Post back when its fixed and let me know how its going
DU Chris
2010-12-06, 13:51
Hi,
I wiped all restore points except for the most recent clean one and reinstalled Chrome. By all accounts, things seem to be back to normal! I also posted at What the Tech?, as you suggested http://forums.whatthetech.com/index.php?showtopic=115887 Thank you so much for your help removing the malware and for extending your assistance beyond the malware issues!
Hi Chris,
I am linked to WTT. Glad things are better :bigthumb:
Open OTL and click on Cleanup and it will remove most of the tools we used to clean your system along with there backups.
How did I get infected in the first place ?
Read these links and find out how to prevent getting infected again.
Tutorial for System Restore (http://www.bleepingcomputer.com/tutorials/tutorial56.html) <-- Do this first to prevent yourself from being reinfected.
WhattheTech (http://forums.whatthetech.com/So_how_did_I_get_infected_in_the_first_place_t57817.html)
Grinler BleepingComputer (http://www.bleepingcomputer.com/forums/topic2520.html)
GeeksTo Go (http://www.geekstogo.com/forum/index.php?autocom=custom&page=How_did_I)
Dslreports (http://www.dslreports.com/faq/10002)
Keep in mind if you install some of these programs. Only ONE Anti Virus and only ONE Firewall is recommended, more is overkill and can cause you problems. You can install all the Spyware programs I have listed without any problems. If you install Spyware Blaster and Spyware Guard, they will conflict with the TeaTimer in Spybot , you can still install Spybot Search and Destroy but do not enable the TeaTimer .
Here are some free programs to install, all free and highly regarded by the fine people in the Malware Removal Community
Spybot Search and Destroy 1.6 (http://www.safer-networking.org/en/download/)
Check for Updates/ Immunize and run a Full System Scan on a regular basis. If you install Spyware Blaster ( Recommended ) then do not enable the TeaTimer in Spybot Search and Destroy.
WinPatrol (www.winpatrol.com/download.html) Keep this fine program activated to block a lot of threats
Spyware Blaster (http://www.javacoolsoftware.com/spywareblaster.html) It will prevent most spyware from ever being installed.
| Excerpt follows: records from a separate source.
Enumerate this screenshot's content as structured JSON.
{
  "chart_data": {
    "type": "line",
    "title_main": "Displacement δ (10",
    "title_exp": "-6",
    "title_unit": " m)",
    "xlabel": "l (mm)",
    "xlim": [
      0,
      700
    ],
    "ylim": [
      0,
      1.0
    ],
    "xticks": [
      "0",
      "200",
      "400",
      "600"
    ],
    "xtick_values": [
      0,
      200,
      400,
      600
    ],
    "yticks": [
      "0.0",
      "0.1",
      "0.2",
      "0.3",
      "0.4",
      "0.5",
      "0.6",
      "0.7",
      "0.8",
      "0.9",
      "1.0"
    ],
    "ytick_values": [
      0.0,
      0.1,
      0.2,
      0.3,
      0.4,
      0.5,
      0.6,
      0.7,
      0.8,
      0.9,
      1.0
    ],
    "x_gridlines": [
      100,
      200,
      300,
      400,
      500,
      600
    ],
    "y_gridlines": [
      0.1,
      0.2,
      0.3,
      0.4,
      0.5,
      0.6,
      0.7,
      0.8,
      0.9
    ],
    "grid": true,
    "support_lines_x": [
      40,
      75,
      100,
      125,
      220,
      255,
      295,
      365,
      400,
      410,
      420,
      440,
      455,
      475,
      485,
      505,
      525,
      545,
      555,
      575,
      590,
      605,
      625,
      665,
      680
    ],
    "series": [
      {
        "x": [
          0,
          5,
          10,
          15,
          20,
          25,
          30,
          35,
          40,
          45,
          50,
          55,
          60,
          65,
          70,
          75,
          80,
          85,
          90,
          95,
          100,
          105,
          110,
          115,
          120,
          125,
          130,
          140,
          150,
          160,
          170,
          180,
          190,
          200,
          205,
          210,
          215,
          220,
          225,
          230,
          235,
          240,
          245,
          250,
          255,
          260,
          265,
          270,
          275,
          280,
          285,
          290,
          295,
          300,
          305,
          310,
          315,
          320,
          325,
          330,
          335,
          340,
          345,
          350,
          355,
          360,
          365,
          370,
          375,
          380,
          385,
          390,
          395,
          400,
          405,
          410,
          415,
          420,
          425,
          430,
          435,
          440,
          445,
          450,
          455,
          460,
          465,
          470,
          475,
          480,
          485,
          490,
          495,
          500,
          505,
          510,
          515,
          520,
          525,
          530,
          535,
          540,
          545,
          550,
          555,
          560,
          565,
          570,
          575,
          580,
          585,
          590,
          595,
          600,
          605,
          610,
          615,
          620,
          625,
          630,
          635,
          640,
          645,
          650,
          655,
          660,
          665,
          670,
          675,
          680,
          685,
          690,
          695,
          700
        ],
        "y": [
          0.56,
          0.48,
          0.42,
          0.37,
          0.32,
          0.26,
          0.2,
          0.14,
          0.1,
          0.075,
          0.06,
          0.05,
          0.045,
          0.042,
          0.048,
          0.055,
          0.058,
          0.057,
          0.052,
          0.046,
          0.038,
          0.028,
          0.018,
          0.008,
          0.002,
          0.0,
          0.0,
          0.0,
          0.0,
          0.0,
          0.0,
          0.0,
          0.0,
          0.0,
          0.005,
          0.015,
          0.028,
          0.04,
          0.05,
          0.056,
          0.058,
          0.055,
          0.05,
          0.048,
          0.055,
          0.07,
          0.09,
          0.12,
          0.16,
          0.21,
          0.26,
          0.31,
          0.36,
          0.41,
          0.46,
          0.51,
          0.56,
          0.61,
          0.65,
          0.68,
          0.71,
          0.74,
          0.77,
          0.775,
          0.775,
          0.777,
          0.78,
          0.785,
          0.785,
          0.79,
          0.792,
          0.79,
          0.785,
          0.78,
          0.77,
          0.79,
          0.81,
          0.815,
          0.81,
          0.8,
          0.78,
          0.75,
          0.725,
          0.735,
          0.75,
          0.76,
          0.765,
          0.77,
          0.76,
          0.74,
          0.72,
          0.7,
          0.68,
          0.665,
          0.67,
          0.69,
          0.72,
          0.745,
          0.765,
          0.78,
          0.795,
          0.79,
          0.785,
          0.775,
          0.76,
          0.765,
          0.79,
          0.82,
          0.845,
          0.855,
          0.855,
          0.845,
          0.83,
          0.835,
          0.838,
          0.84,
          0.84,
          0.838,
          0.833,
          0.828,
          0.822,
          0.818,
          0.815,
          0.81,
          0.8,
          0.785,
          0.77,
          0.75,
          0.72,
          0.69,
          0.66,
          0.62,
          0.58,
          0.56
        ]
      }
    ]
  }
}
No scan to run, just update about once a week and enable all protection.
Spyware Guard (http://www.javacoolsoftware.com/spywareguard.html) It offers realtime protection from spyware installation attempts, again, no scan to run, just install it and let it do its thing.
IE-Spyad (http://www.pcworld.com/downloads/file/fid,23332-order,1-page,1-c,antispywaretools/description.html)
IE-Spyad places over 6000 web sites and domains in the IE Restricted list which will severely impair attempts to infect your system. It basically prevents any downloads (cookies etc) from the sites listed, although you will still be able to connect to the sites.
Firefox 3 (http://www.mozilla.org/products/firefox/) It has more features and is a lot more secure than IE. It is a very easy and painless download and install, it will no way interfere with IE, you can use them both.
Safe Surfn
Ken
DU Chris
2010-12-07, 18:56
Hi Ken545,
Thanks again for all your help and for recommending software to prevent further infection. People like yourself are true philanthropists.
Thank you Chris,
You take care now .
Ken :)
Since this issue appears to be resolved ... this Topic has been closed. Glad I could help.